For the first time, I was harsh with Warren. I did not give him an ounce of sympathy. I told him the pure, undiplomatic truth and ordered him around like he was three years old. I was channeling to him, and I knew it, for he didn’t even protest when I summarily told him what to do. He had expected help, sympathy, guidance, and some solution to the mess he had gotten himself into. I gave him none of that, and it killed me inside to see the wounds I gave him.

I couldn’t even tell him the full reason for what I had done. I told him I had lost my temper, but I didn’t tell him my fears. Would it have done him any good to know how close to the edge he was skating? I knew he would think of it for himself at some point, but would it be too late? All it would take was a single mistake; one of his friends catching sight of Monica while she was walking around town, and everything would come apart for him.

That was the second reason I was afraid for him, his friends. I had watched those tapes from last Homecoming over and over again, writing down what observations I could for the Bureau files. And so it didn’t entirely surprise me when Zack showed up at my door one night a few weeks after they had returned from Yellowstone, a night when I knew he knew Warren was at night class.

One of Zack’s older sisters, Krystal, went by the Sidekick name of Switch, and had the power to turn electrical things on or off at a distance. She was partnered with Dynamotronic, a genius with a mechanical bent, helping him battle against evil geniuses with their own electronic toys. It was the lot of a Sidekick to often be the distraction, the decoy, or even the sacrifice so the hero could save the day. After one too many close calls had left her rattled, she had come to see me, not more than six months after I had gone active again. It had been a joy to use my powers to help again, and even if it hadn’t been on the big scale I had been used to, I had been no less pleased to help her regain her nerve. So if she had seen Zack faltering like she had been, she wouldn’t have hesitated to point him my way.

It amazes me sometimes that no matter how much things change, they also remain the same in so many ways. It wasn’t so terribly long ago that students in schools had so many more restrictions on how they could dress, talk, or act. And yet now that so many of those school-imposed restrictions are gone, students still have their own restrictions they put on themselves. They must show the proper amount of “coolness” at all times, or suffer the consequences. Zack’s own proper façade of infinite cool, agreeability, and nonchalance hemmed him in as much as my own son’s stony walls of indifference had for so many years.

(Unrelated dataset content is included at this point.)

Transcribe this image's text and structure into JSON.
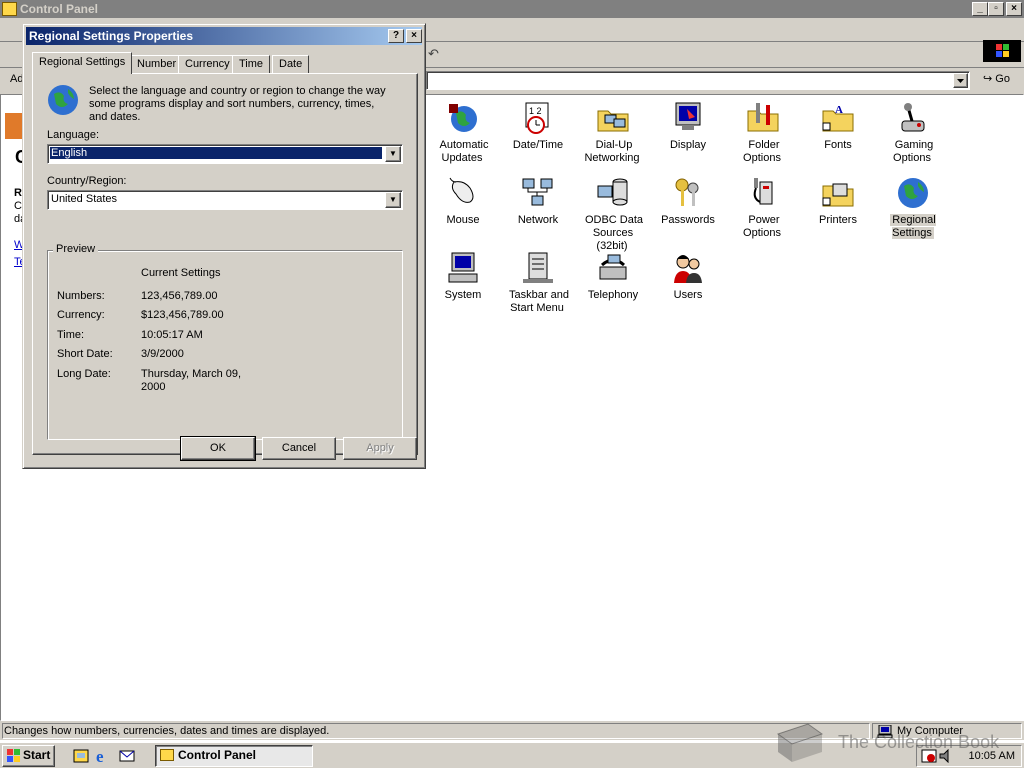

Whatever had gotten Zack to my door had required a huge sacrifice on his part. Proper teenage attitude didn’t require help from grown-ups, and it certainly didn’t acknowledge that the teenager had any problems that he couldn’t solve himself. Self-reliant American mentality combined with macho male posturing topped with the inherent peer pressure of being cool. Without some kind of external prompting or internal revelation he probably would have gone until he snapped.

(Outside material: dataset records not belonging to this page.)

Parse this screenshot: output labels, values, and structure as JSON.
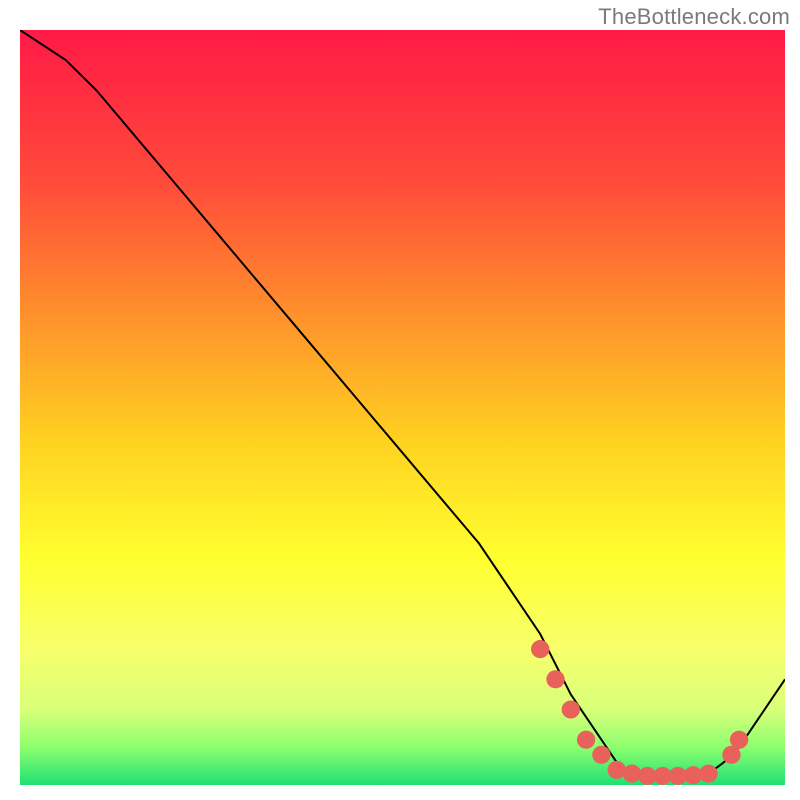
{
  "watermark": "TheBottleneck.com",
  "chart_data": {
    "type": "line",
    "title": "",
    "xlabel": "",
    "ylabel": "",
    "xlim": [
      0,
      100
    ],
    "ylim": [
      0,
      100
    ],
    "series": [
      {
        "name": "curve",
        "x": [
          0,
          6,
          10,
          20,
          30,
          40,
          50,
          60,
          68,
          72,
          76,
          78,
          80,
          82,
          84,
          86,
          88,
          90,
          92,
          94,
          96,
          98,
          100
        ],
        "y": [
          100,
          96,
          92,
          80,
          68,
          56,
          44,
          32,
          20,
          12,
          6,
          3,
          1.5,
          1,
          1,
          1,
          1,
          1.5,
          3,
          5,
          8,
          11,
          14
        ]
      },
      {
        "name": "dots",
        "x": [
          68,
          70,
          72,
          74,
          76,
          78,
          80,
          82,
          84,
          86,
          88,
          90,
          93,
          94
        ],
        "y": [
          18,
          14,
          10,
          6,
          4,
          2,
          1.5,
          1.2,
          1.2,
          1.2,
          1.3,
          1.5,
          4,
          6
        ]
      }
    ],
    "gradient_stops": [
      {
        "offset": 0.0,
        "color": "#ff1a46"
      },
      {
        "offset": 0.2,
        "color": "#ff4a3a"
      },
      {
        "offset": 0.4,
        "color": "#ff9a2a"
      },
      {
        "offset": 0.55,
        "color": "#ffd321"
      },
      {
        "offset": 0.7,
        "color": "#ffff2f"
      },
      {
        "offset": 0.82,
        "color": "#f7ff6b"
      },
      {
        "offset": 0.9,
        "color": "#d8ff7a"
      },
      {
        "offset": 0.95,
        "color": "#8cff6e"
      },
      {
        "offset": 1.0,
        "color": "#1fe074"
      }
    ],
    "dot_color": "#e8615b",
    "curve_color": "#000000"
  }
}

There had been no doubt in my mind what his problem was the moment I opened my door. It hadn’t been more than a few weeks since he had fought Cutter and her crew, and even now I could still see the very faint scar on his cheek from where her knife had cut him. He wasn’t any paler than normal, he hadn’t lost any weight, or had any other signs of what I knew had to been nightmare-ridden sleep for the past few weeks. That must have been why Warren and the others hadn’t picked up on it. But I could sense it; he was trembling and sharp inside with fear, with shame, and with other things he couldn’t even name. But he didn’t feel he could talk to Warren about this, or obviously he wouldn’t be here.

I hadn’t let him dangle; I brought him into the den the minute after I opened the door. What courage had brought him to me might fail if he had to try to speak things aloud on the doorstep. The fact that I already knew what was going on, at a gut level at least, spared him the agony of full confession. This was why I had gone back to helping superheroes, because sometimes the only people who would understand them were other superheroes. And understanding them without words helped more than most could articulate.

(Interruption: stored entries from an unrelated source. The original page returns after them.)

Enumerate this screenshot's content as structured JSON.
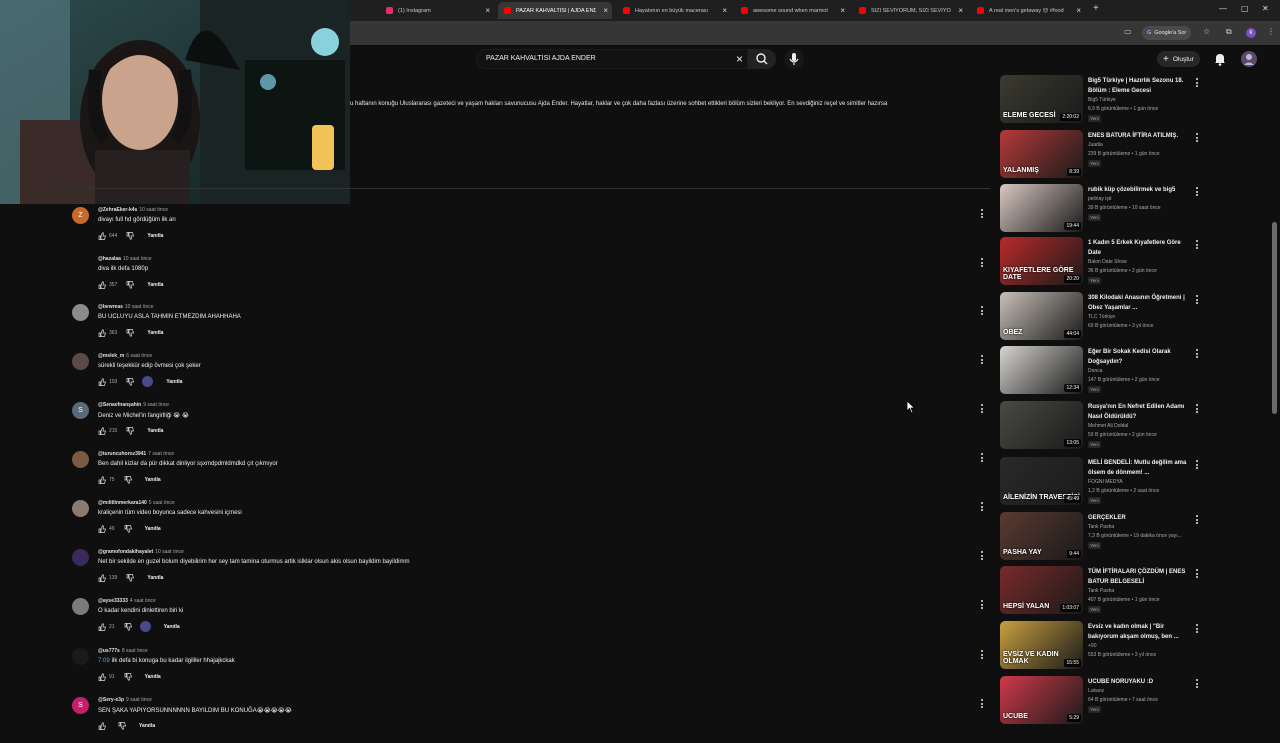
{
  "browser": {
    "tabs": [
      {
        "title": "(1) Instagram",
        "icon": "instagram-icon",
        "color": "#e1306c",
        "active": false
      },
      {
        "title": "PAZAR KAHVALTISI | AJDA ENDER",
        "icon": "youtube-icon",
        "color": "#ff0000",
        "active": true
      },
      {
        "title": "Hayatımın en büyük macerası",
        "icon": "youtube-icon",
        "color": "#ff0000",
        "active": false
      },
      {
        "title": "awesome sound when marmot",
        "icon": "youtube-icon",
        "color": "#ff0000",
        "active": false
      },
      {
        "title": "SİZİ SEVİYORUM, SİZİ SEVİYORUM",
        "icon": "youtube-icon",
        "color": "#ff0000",
        "active": false
      },
      {
        "title": "A real men's getaway 😍 #food",
        "icon": "youtube-icon",
        "color": "#ff0000",
        "active": false
      }
    ],
    "google_search_label": "Google'a Sor",
    "profile_initial": "k"
  },
  "youtube": {
    "search_value": "PAZAR KAHVALTISI AJDA ENDER",
    "create_label": "Oluştur",
    "description": "u haftanın konuğu Uluslararası gazeteci ve yaşam hakları savunucusu Ajda Ender. Hayatlar, haklar ve çok daha fazlası üzerine sohbet ettikleri bölüm sizleri bekliyor. En sevdiğiniz reçel ve simitler hazırsa",
    "reply_label": "Yanıtla",
    "accent": "#3ea6ff"
  },
  "comments": [
    {
      "user": "@ZehraEker-k4s",
      "ago": "10 saat önce",
      "text": "divayı full hd gördüğüm ilk an",
      "likes": "644",
      "avatar_letter": "Z",
      "avatar_color": "#c9682b",
      "heart": false
    },
    {
      "user": "@hazalaa",
      "ago": "10 saat önce",
      "text": "diva ilk defa 1080p",
      "likes": "357",
      "avatar_letter": "",
      "avatar_color": "#0f0f0f",
      "heart": false
    },
    {
      "user": "@bewreas",
      "ago": "10 saat önce",
      "text": "BU UCLUYU ASLA TAHMIN ETMEZDIM AHAHHAHA",
      "likes": "363",
      "avatar_letter": "",
      "avatar_color": "#8b8b8b",
      "heart": false
    },
    {
      "user": "@melek_m",
      "ago": "6 saat önce",
      "text": "sürekli teşekkür edip övmesi çok şeker",
      "likes": "103",
      "avatar_letter": "",
      "avatar_color": "#5b4a48",
      "heart": true
    },
    {
      "user": "@Senaefnanşahin",
      "ago": "9 saat önce",
      "text": "Deniz ve Michel'in fangirlliği 😭 😭",
      "likes": "215",
      "avatar_letter": "S",
      "avatar_color": "#5a6a78",
      "heart": false
    },
    {
      "user": "@turuncuhoroz3941",
      "ago": "7 saat önce",
      "text": "Ben dahil kizlar da pür dikkat dinliyor sşxmdpdmldmdkd çıt çıkmıyor",
      "likes": "75",
      "avatar_letter": "",
      "avatar_color": "#7a5a45",
      "heart": false
    },
    {
      "user": "@mılitlinmerkara140",
      "ago": "5 saat önce",
      "text": "kraliçenin tüm video boyunca sadece kahvesini içmesi",
      "likes": "49",
      "avatar_letter": "",
      "avatar_color": "#8a7a70",
      "heart": false
    },
    {
      "user": "@gramofondakihayalet",
      "ago": "10 saat önce",
      "text": "Net bir sekilde en guzel bolum diyebilirim her sey tam tamina oturmus artik islklar olsun akis olsun bayildim bayildimm",
      "likes": "139",
      "avatar_letter": "",
      "avatar_color": "#3a2a5a",
      "heart": false
    },
    {
      "user": "@ayse33333",
      "ago": "4 saat önce",
      "text": "O kadar kendini dinlettiren biri ki",
      "likes": "21",
      "avatar_letter": "",
      "avatar_color": "#7a7a7a",
      "heart": true
    },
    {
      "user": "@us777s",
      "ago": "8 saat önce",
      "text": "ilk defa bi konuga bu kadar ilgililer hhajajkckak",
      "timestamp": "7:09",
      "likes": "91",
      "avatar_letter": "",
      "avatar_color": "#1a1a1a",
      "heart": false
    },
    {
      "user": "@Sery-e3p",
      "ago": "9 saat önce",
      "text": "SEN ŞAKA YAPIYORSUNNNNNN BAYILDIM BU KONUĞA😭😭😭😭😭",
      "likes": "",
      "avatar_letter": "S",
      "avatar_color": "#c4206a",
      "heart": false
    }
  ],
  "videos": [
    {
      "title": "Big5 Türkiye | Hazırlık Sezonu 18. Bölüm : Eleme Gecesi",
      "channel": "Big5 Türkiye",
      "meta": "6,9 B görüntüleme • 1 gün önce",
      "new": "Yeni",
      "duration": "2:20:02",
      "thumb_text": "ELEME GECESİ",
      "thumb_color": "#3b3b30"
    },
    {
      "title": "ENES BATURA İFTİRA ATILMIŞ.",
      "channel": "Juadia",
      "meta": "239 B görüntüleme • 1 gün önce",
      "new": "Yeni",
      "duration": "8:39",
      "thumb_text": "YALANMIŞ",
      "thumb_color": "#b53a3a"
    },
    {
      "title": "rubik küp çözebilirmek ve big5",
      "channel": "pelinay işit",
      "meta": "39 B görüntüleme • 10 saat önce",
      "new": "Yeni",
      "duration": "19:44",
      "thumb_text": "",
      "thumb_color": "#d8c8c0"
    },
    {
      "title": "1 Kadın 5 Erkek Kıyafetlere Göre Date",
      "channel": "Balon Date Show",
      "meta": "36 B görüntüleme • 2 gün önce",
      "new": "Yeni",
      "duration": "20:20",
      "thumb_text": "KIYAFETLERE GÖRE DATE",
      "thumb_color": "#b82a2a"
    },
    {
      "title": "308 Kilodaki Anasının Öğretmeni | Obez Yaşamlar ...",
      "channel": "TLC Türkiye",
      "meta": "69 B görüntüleme • 3 yıl önce",
      "new": "",
      "duration": "44:04",
      "thumb_text": "OBEZ",
      "thumb_color": "#c8c0b8"
    },
    {
      "title": "Eğer Bir Sokak Kedisi Olarak Doğsaydın?",
      "channel": "Donca",
      "meta": "147 B görüntüleme • 2 gün önce",
      "new": "Yeni",
      "duration": "12:34",
      "thumb_text": "",
      "thumb_color": "#d6d4d0"
    },
    {
      "title": "Rusya'nın En Nefret Edilen Adamı Nasıl Öldürüldü?",
      "channel": "Mehmet Ali Doldal",
      "meta": "59 B görüntüleme • 2 gün önce",
      "new": "Yeni",
      "duration": "13:05",
      "thumb_text": "",
      "thumb_color": "#4a4a44"
    },
    {
      "title": "MELİ BENDELİ: Mutlu değilim ama ölsem de dönmem! ...",
      "channel": "FOGNI MEDYA",
      "meta": "1,2 B görüntüleme • 2 saat önce",
      "new": "Yeni",
      "duration": "45:49",
      "thumb_text": "AİLENİZİN TRAVESTİSİ",
      "thumb_color": "#2a2a2a"
    },
    {
      "title": "GERÇEKLER",
      "channel": "Tank Pasha",
      "meta": "7,3 B görüntüleme • 19 dakika önce yayı...",
      "new": "Yeni",
      "duration": "9:44",
      "thumb_text": "PASHA YAY",
      "thumb_color": "#5a3a30"
    },
    {
      "title": "TÜM İFTİRALARI ÇÖZDÜM | ENES BATUR BELGESELİ",
      "channel": "Tank Pasha",
      "meta": "407 B görüntüleme • 1 gün önce",
      "new": "Yeni",
      "duration": "1:03:07",
      "thumb_text": "HEPSİ YALAN",
      "thumb_color": "#7a2a2a"
    },
    {
      "title": "Evsiz ve kadın olmak | \"Bir bakıyorum akşam olmuş, ben ...",
      "channel": "+90",
      "meta": "553 B görüntüleme • 3 yıl önce",
      "new": "",
      "duration": "15:55",
      "thumb_text": "EVSİZ VE KADIN OLMAK",
      "thumb_color": "#c8a040"
    },
    {
      "title": "UCUBE NORUYAKU :D",
      "channel": "Lukanz",
      "meta": "64 B görüntüleme • 7 saat önce",
      "new": "Yeni",
      "duration": "5:29",
      "thumb_text": "UCUBE",
      "thumb_color": "#d03a4a"
    }
  ]
}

“Painbreaker?” I said to him, as soon as we had sat down. Zack nodded.

“And Cutter,” he added.

“Nightmares?” I persisted. I remembered Warren had mentioned once that Zack didn’t have to sleep very long, as some odd side effect of his powers, and anything that could disturb that short time of sleep must be very bad indeed.

“I just…” he paused, and I felt another wave of fear flood him. “I just see them. In my head, all the time. It’s stupid, you know?”

I extended a bare tendril of calm to him, slowly easing the fear a bit, giving him the ability to go on.

“You were brave, you know that,” I told him as a statement of fact. All of Warren’s friends had been brave, but even I had to admit that Zack had shown some of the most physical bravery of them all. He hadn’t had Ethan or Magenta’s ability to hide if cornered. Layla had been hidden in relative safety on the roof. Will had been flying, and would have been impervious to the kind of harm Zack had had inflicted on him. And Zack didn’t have my son’s indestructibility either.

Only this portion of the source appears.